И я шла, шла, и азарт, детский, подгонял, словно говоря-давай, давай, скоро Турция! Или Греция?! Че там ещё, по карте? Но Турции не получилось, и Греции тоже - я услышала песню.
Услышала мелодию, знакомый верхний подголосок, знакомые обертона, отчего мурашки побежали по коже, что же это? Еще встречи?! Соотечественники?
Ещё начальники? Я пошла "на звук", и под крытым шалашом, где сохранялась тень для отдыхающих, увидела трёх мужчин и женщину, за столом, уставленным бутылками, опухших, разноцветных (ну, синяки, фингалы т.е,) и отвратительно грязных. Народная генетическая терция разливалась над Брайтонщиной, правильно завышалась, драла за сердце, прорезала чужеродными интонациями плотный брайтоновский воздух; вокруг сидели люди в шляпках, мамашки с колясками, и моложавые дедки в белых брюках, а они - пели! Под тревожный аккомпанемент моих птиц, раскричавшихся в предчувствии приближающегося шторма.

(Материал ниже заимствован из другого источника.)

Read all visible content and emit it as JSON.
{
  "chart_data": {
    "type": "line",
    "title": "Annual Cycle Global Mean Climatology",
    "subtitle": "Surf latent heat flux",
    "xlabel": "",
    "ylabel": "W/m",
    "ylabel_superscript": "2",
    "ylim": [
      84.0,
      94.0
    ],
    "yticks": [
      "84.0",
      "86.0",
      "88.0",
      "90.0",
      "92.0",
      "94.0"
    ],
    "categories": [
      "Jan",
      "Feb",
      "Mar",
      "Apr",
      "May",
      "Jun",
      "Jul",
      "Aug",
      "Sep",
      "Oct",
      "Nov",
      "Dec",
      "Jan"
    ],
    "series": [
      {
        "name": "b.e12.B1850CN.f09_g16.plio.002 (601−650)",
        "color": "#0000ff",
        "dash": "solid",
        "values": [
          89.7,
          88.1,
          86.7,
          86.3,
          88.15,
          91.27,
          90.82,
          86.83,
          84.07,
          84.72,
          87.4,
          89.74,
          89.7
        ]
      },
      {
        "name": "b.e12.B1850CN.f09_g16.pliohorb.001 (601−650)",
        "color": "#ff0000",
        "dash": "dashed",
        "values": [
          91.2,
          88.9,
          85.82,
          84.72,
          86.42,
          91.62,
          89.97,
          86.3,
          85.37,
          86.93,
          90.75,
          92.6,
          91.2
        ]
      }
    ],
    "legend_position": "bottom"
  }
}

Женщина тоже что-то прокричала, вышла из песни, ругнулась и пошла в сторону океана, пошатываясь. Высокая, полоснув равнодушно- невидящими глазами,огромными, цвета волны, голубыми, бездонными, и ещё кучу эпитетов можно было подобрать к этим глазам...
Поднялся сильный ветер, небо мгновенно почернело, десятки полотенец мигом взметнулись вверх и побежали впереди своих хозяев, и через пять минут все набережные кафешки и рестораны были забиты мокрыми, в купальниках, людьми. Обрадовавшиеся официанты, быстро и юрко рассаживали недосохших клиентов.
Только трое, далеко-далеко, продолжали тянуть песню, у них ничего не было кроме этой песни, даже полотенец.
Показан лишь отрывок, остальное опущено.